Right, but that is the more expensive option for some.

>     - make the xchg_tail an acquire operation.
>     - make the xchg_tail a release operation (this is an odd solution by
> itself but works for aarch64 because it preserves REL->ACQ ordering). In
> this case, maybe the preceding "smp_wmb()" can be removed.

I think I prefer this one, it move a barrier, not really adding
additional overhead. Will?

>     - put some other read-read barrier between the xchg_tail and the load.
> 
> 
> ### Implications for qspinlock executed on non-ARM architectures.
> 
> Unfortunately, there are no MSA extensions for other hardware memory models,
> so we have to speculate based on whether the problematic reordering is
> permitted if the problematic load was treated as two individual
> instructions.
> It seems Power and RISCV would have no problem reordering the instructions,
> so qspinlock might also break on those architectures.

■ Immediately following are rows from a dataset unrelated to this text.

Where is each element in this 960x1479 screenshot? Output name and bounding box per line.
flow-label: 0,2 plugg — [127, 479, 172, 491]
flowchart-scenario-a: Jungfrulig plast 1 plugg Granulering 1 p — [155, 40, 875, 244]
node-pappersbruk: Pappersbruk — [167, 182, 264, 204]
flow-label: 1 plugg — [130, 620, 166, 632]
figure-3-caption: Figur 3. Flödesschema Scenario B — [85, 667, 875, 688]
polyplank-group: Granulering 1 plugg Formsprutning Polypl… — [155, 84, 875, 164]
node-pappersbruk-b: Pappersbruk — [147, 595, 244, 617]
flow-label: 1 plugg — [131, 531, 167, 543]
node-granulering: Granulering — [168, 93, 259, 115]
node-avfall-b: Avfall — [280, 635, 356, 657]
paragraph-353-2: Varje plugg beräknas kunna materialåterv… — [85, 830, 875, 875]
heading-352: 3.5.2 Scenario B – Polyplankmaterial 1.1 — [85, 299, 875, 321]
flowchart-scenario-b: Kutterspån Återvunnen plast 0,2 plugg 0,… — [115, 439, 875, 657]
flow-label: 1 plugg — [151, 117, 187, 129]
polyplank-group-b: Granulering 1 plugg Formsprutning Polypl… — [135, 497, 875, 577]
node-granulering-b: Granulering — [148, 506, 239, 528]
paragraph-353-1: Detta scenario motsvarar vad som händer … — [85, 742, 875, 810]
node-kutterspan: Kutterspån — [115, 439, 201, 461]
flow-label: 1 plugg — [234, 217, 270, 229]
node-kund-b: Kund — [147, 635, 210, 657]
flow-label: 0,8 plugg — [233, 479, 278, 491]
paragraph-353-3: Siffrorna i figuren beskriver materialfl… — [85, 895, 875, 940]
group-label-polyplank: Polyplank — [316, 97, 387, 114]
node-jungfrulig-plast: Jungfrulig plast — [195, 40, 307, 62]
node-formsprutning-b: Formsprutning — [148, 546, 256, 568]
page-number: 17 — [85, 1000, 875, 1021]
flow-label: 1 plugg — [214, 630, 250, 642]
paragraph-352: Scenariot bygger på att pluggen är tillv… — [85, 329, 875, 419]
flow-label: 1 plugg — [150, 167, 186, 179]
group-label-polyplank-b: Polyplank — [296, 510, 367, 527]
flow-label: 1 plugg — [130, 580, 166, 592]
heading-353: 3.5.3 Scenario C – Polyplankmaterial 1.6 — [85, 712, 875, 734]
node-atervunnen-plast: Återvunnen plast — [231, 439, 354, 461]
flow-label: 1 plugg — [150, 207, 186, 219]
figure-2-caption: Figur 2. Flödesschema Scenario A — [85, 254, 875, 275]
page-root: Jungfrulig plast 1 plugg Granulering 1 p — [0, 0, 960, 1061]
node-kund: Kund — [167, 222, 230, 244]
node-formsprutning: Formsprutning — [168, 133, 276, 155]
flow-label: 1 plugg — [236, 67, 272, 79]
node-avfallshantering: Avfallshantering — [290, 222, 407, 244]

Power (and RiscV without ZABHA) 'emulate' the short XCHG using a full
word LL/SC and should be good.

But yes, ZABHA might be equally broken.

> TSO, on the other hand, does not permit such reordering. Also, the xchg_tail
> is a rmw operation which acts like a full memory barrier under TSO, so even
> if load-load reordering was permitted, the rmw would prevent this.

Right.